Pagina:Handwoordenboek der Grieksche taal.djvu/11

Uit Wikisource
Deze pagina is proefgelezen
vii
VOORREDE.

Thans bij deszelfs voleindiging rekene ik het niet ongepast, daarvan iets meer te zeggen, en dus den aard en de strekking van het tegenwoordig werk nader aan te wijzen.

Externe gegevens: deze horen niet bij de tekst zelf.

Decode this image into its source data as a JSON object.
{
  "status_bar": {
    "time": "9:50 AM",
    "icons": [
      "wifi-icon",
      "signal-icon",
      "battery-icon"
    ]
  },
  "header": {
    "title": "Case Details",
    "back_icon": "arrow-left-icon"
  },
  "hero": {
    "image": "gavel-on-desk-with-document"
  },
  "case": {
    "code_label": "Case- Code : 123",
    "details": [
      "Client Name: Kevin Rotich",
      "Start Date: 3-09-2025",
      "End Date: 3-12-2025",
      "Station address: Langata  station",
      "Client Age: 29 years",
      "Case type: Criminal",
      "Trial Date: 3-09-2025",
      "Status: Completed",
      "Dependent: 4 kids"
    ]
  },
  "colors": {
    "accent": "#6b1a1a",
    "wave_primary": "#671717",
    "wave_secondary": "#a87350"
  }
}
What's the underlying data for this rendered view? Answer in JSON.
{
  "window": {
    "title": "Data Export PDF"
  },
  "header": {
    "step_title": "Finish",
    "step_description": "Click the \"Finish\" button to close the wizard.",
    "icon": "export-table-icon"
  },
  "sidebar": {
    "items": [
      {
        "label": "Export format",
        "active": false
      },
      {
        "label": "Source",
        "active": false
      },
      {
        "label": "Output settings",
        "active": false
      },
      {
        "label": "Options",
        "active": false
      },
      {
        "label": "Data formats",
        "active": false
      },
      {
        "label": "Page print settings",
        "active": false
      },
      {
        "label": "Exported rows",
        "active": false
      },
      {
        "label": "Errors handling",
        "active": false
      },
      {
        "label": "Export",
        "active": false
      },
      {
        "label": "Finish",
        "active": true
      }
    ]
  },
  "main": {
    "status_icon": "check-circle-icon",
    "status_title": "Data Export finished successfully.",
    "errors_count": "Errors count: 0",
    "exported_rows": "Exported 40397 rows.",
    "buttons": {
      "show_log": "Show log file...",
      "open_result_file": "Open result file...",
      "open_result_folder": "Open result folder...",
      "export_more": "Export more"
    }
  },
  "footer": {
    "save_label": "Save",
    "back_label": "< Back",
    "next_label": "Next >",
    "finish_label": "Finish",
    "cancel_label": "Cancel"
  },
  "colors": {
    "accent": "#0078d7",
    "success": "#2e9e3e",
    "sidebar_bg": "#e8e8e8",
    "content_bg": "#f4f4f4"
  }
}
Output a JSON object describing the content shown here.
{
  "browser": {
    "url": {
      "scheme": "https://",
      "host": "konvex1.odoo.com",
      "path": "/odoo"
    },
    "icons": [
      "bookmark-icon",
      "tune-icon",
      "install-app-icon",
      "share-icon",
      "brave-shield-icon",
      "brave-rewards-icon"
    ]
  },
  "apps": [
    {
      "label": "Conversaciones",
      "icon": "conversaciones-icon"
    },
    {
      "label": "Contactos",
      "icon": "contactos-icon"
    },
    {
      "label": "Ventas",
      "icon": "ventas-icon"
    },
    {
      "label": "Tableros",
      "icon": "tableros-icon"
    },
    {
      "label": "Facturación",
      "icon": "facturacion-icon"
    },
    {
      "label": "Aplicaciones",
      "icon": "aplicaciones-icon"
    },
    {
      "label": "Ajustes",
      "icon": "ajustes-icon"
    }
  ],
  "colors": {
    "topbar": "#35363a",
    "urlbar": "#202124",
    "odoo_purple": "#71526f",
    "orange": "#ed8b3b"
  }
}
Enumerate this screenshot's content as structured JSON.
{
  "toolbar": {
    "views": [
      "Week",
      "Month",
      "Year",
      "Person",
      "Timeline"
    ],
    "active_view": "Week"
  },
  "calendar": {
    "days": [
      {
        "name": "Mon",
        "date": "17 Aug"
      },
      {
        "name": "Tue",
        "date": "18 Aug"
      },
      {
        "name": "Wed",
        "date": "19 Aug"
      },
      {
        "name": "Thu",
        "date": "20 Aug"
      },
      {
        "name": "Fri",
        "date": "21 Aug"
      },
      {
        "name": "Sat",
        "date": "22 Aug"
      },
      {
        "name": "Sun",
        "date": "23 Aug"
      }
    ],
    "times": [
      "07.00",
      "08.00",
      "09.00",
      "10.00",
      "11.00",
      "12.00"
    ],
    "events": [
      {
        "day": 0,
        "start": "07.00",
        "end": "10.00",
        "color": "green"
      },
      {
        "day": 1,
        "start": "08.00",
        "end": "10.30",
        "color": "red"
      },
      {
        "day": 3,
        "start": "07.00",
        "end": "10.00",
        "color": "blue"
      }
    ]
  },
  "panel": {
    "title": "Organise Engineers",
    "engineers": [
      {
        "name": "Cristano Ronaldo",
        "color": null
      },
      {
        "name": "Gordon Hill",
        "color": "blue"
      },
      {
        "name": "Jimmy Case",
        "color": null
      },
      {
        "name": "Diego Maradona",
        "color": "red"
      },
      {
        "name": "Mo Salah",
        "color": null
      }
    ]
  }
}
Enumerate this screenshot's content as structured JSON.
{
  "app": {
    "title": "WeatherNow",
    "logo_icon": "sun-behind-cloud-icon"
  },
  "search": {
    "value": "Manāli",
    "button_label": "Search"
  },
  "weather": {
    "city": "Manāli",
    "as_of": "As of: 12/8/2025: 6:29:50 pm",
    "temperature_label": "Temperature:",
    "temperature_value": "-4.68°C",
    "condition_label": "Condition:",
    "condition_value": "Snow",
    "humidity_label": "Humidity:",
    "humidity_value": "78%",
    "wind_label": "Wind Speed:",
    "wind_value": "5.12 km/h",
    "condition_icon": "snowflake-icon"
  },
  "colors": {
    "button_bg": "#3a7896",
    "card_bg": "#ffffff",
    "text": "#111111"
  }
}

Goede Woordenboeken, in welke taal ook, zijn onontbeerlijk. Dan hunne waarde is betrekkelijk, en moet berekend worden naar het bijzonder doel, waarmede zij zijn zamengesteld. Om aan de Nederlandsche Jeugd een soortgelijk hulpmiddel voor de Grieksche taal te leveren, als het Klein Latijnsch Woordenboek van Scheller; moest het vooreerst, een klei- of handwoordenboek zijn ten dienste der scholen, ten. tweede, naar etymologische orde, en ten derde, Grieksch en Nederduitsch. Beide eerste vereischten waren in het voornoemde Hoogduitsche werkje vrij wel vereenigd, en het wordt deswege, met uitzondering van eenige weinige gebreken, te regt aangeprezen in de Jenaïsche allgemeine Literatur-Zeitung, 22 Sept. 1809, No. 221. Het is als het ware een uittreksel, in etymologische orde bijeen gebragt, van het werk van F. W. Riemer, Griechisches Deutsches Handwörterbuch: en dit wederom meerendeels een uittreksel van het grootere Woordenboek van Schneider: althans wat de eerste uitgave betreft; want in de volgende, en vooral in de derde op nieuw bewerkte en vermeerderde, welke te Jena en Leipzig, 1819 en 1820, in twee groot octavo deelen is uitgekomen, heeft de Schrijver veel meer zijnen eigenen weg gevolgd, en veel van het zijne bijgevoegd. De gedurige vergelijking dezer laatste uitgave met het werkje van den Heer Niz, welke men bij de omwerking van dit laatste noodig oordeelde, moest noodwendig verscheidene misslagen in het oog doen vallen, en daardoor tot velerlei verbeteringen en vermeerderingen aanleiding geven. Langs dien weg heeft men getracht daaraan de noodige volmaking bij te zetten, en dus in deze. Nederduitsche omwerking de drie voornoemde vereischten, zooveel mogelijk, te vereenigen. Wij willen dit thans in eenige bijzonderheden ontwikkelen.
Het is geheel iets anders voor Geleerden, iets anders voor Leerlingen te schrijven. Genen kan men een groot werk in handen geven, waarin zonder onderscheid woorden uit allerlei Schrijveren en uit allerlei tijden voorkomen.